Two classes of rule guard the resolution:

- **Hard constraints** block a model outright. Two large local models cannot run in parallel on one machine's GPU (the MLX Metal constraint), and a model whose resident memory exceeds machine RAM cannot load. A `STOP` marker in a chain halts the process rather than letting it proceed on an unacceptable model.
- **Soft warnings** are surfaced but do not block: a frontier model sitting in a utility slot (overkill), a weak or free model in an analysis slot (underkill), and the same provider on both halves of the adversarial pair (reduced independence). These are advisory because the user may have a reason; they are surfaced because the default reading of a configuration should make its compromises legible.

---

## Why the frontier framing matters

State the economic property without dressing it up: when selection routes each step to the cheapest model that clears the step's capability floor, frontier-model spend collapses to the few steps where frontier capability changes the answer. A thirty-call task does not pay thirty frontier prices; it pays a few, and spends the rest of its budget near the floor or at zero. The capability the task delivers is set by the slots that matter, which run at the top of the frontier, while the cost is set by the many slots that don't, which run at the bottom. That decoupling of delivered capability from total cost is the point of doing selection as a frontier search rather than a fixed choice.

---

## Open problems

Engineering honesty requires naming what this layer has not solved.

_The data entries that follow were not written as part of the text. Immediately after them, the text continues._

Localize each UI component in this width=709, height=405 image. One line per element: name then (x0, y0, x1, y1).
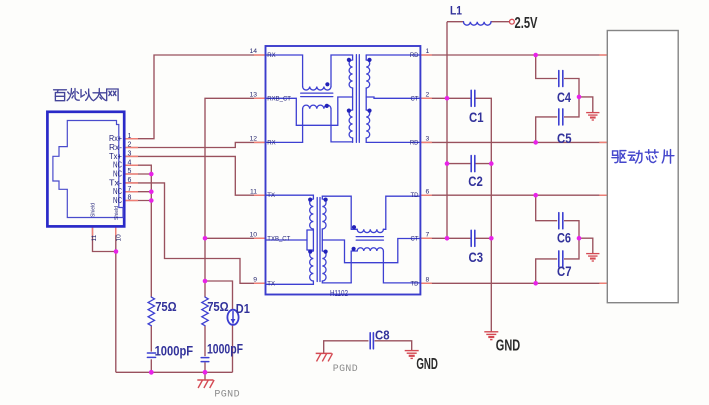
svg-text:75Ω: 75Ω (207, 299, 229, 314)
svg-text:RX: RX (267, 53, 275, 59)
svg-text:Tx-: Tx- (109, 178, 122, 187)
svg-text:NC: NC (113, 187, 122, 196)
svg-text:PGND: PGND (214, 388, 240, 400)
svg-text:7: 7 (426, 232, 430, 239)
svg-text:3: 3 (426, 136, 430, 143)
svg-text:H1102: H1102 (330, 288, 348, 298)
svg-text:NC: NC (113, 161, 122, 170)
svg-text:6: 6 (426, 188, 430, 195)
svg-text:11: 11 (91, 234, 98, 241)
svg-text:RXB_CT: RXB_CT (267, 96, 291, 102)
svg-text:1: 1 (128, 133, 132, 140)
svg-text:CT: CT (411, 236, 419, 242)
svg-text:10: 10 (116, 234, 123, 242)
svg-text:1: 1 (426, 48, 430, 55)
svg-text:2: 2 (128, 142, 132, 149)
svg-text:C1: C1 (469, 110, 484, 125)
svg-text:TD: TD (411, 281, 420, 287)
svg-text:1000pF: 1000pF (155, 344, 194, 359)
svg-text:3: 3 (128, 151, 132, 158)
svg-text:D1: D1 (236, 301, 250, 316)
svg-text:2: 2 (426, 92, 430, 99)
svg-text:Shield: Shield (114, 206, 120, 220)
svg-text:RD: RD (410, 140, 419, 146)
svg-text:Tx+: Tx+ (109, 152, 122, 161)
svg-text:CT: CT (411, 96, 419, 102)
svg-text:11: 11 (250, 188, 257, 195)
svg-text:C3: C3 (469, 250, 484, 265)
svg-text:TD: TD (411, 193, 420, 199)
svg-text:Rx+: Rx+ (109, 134, 122, 143)
svg-text:14: 14 (249, 48, 257, 55)
svg-text:TXB_CT: TXB_CT (267, 236, 290, 242)
svg-text:5: 5 (128, 168, 132, 175)
svg-text:RX: RX (267, 140, 275, 146)
svg-text:C5: C5 (557, 131, 572, 146)
svg-text:RD: RD (410, 53, 419, 59)
svg-text:GND: GND (416, 356, 438, 373)
svg-text:C2: C2 (468, 174, 483, 189)
svg-text:7: 7 (128, 186, 132, 193)
svg-text:2.5V: 2.5V (515, 15, 538, 32)
svg-text:4: 4 (128, 159, 132, 166)
svg-text:10: 10 (249, 232, 257, 239)
svg-text:12: 12 (249, 136, 257, 143)
svg-text:C4: C4 (557, 90, 571, 105)
svg-text:PGND: PGND (333, 363, 358, 375)
svg-text:C8: C8 (375, 327, 390, 342)
svg-text:Shield: Shield (91, 203, 97, 217)
svg-text:C7: C7 (557, 264, 572, 279)
svg-text:Rx-: Rx- (109, 143, 122, 152)
svg-text:TX: TX (267, 281, 275, 287)
svg-text:NC: NC (113, 169, 122, 178)
svg-text:TX: TX (267, 193, 275, 199)
svg-text:9: 9 (253, 277, 257, 284)
svg-text:13: 13 (249, 92, 257, 99)
svg-text:8: 8 (128, 195, 132, 202)
svg-text:GND: GND (496, 338, 520, 355)
svg-text:C6: C6 (557, 231, 571, 246)
svg-text:8: 8 (426, 277, 430, 284)
svg-text:6: 6 (128, 177, 132, 184)
svg-text:75Ω: 75Ω (155, 299, 177, 314)
svg-text:1000pF: 1000pF (207, 342, 243, 357)
svg-text:L1: L1 (450, 3, 462, 17)
svg-text:NC: NC (113, 196, 122, 205)
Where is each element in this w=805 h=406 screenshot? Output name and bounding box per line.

- **The capability metric is a single external benchmark.** `aa_intelligence_index` is one number from one source. It lags new models by days to weeks, it does not capture task-specific or mode-specific capability (a model strong on general reasoning may be weak at a particular analytical mode), and as a public benchmark it is gameable. There is no per-task capability model; a slot that needs a specific competence cannot yet express it to the selector beyond the global floor.
- **Dominance optimizes two axes; latency and throughput ride along unused.** The Pareto relation uses intelligence and blended cost only. Time-to-first-token and tokens-per-second are surfaced and checked but are not in the dominance computation, so a latency-sensitive interactive slot and a throughput-sensitive batch slot are selected against the same frontier when they want different ones. A multi-objective frontier is the obvious next step and is not built.
- **The intelligence floor is global, not per-mode.** One `floor_pct` governs a whole bucket. Some modes tolerate a lower floor than others; the system cannot currently set the floor per mode.
- **Diversity is enforced by exclusion, not by measured independence.** Breadth excludes depth's primary, which forces a different model *id*, but two differently-named models trained on convergent data can still share blind spots. The system has no measure of genuine training-distribution independence, so the adversarial pair's independence is assumed from family difference rather than verified.
- **Availability is point-in-time.** `route()` checks whether an endpoint is reachable now; it does not model rate-limit recovery windows or predict which free-tier endpoint is about to throttle, so it can route to a model that fails on the next call. Predictive health, and modeling failure *correlation* across free endpoints, are unbuilt.

None of these blocks the architecture from doing its job — the selection stack runs in production every day — but each marks a place where the current mechanism is a defensible approximation rather than a finished answer.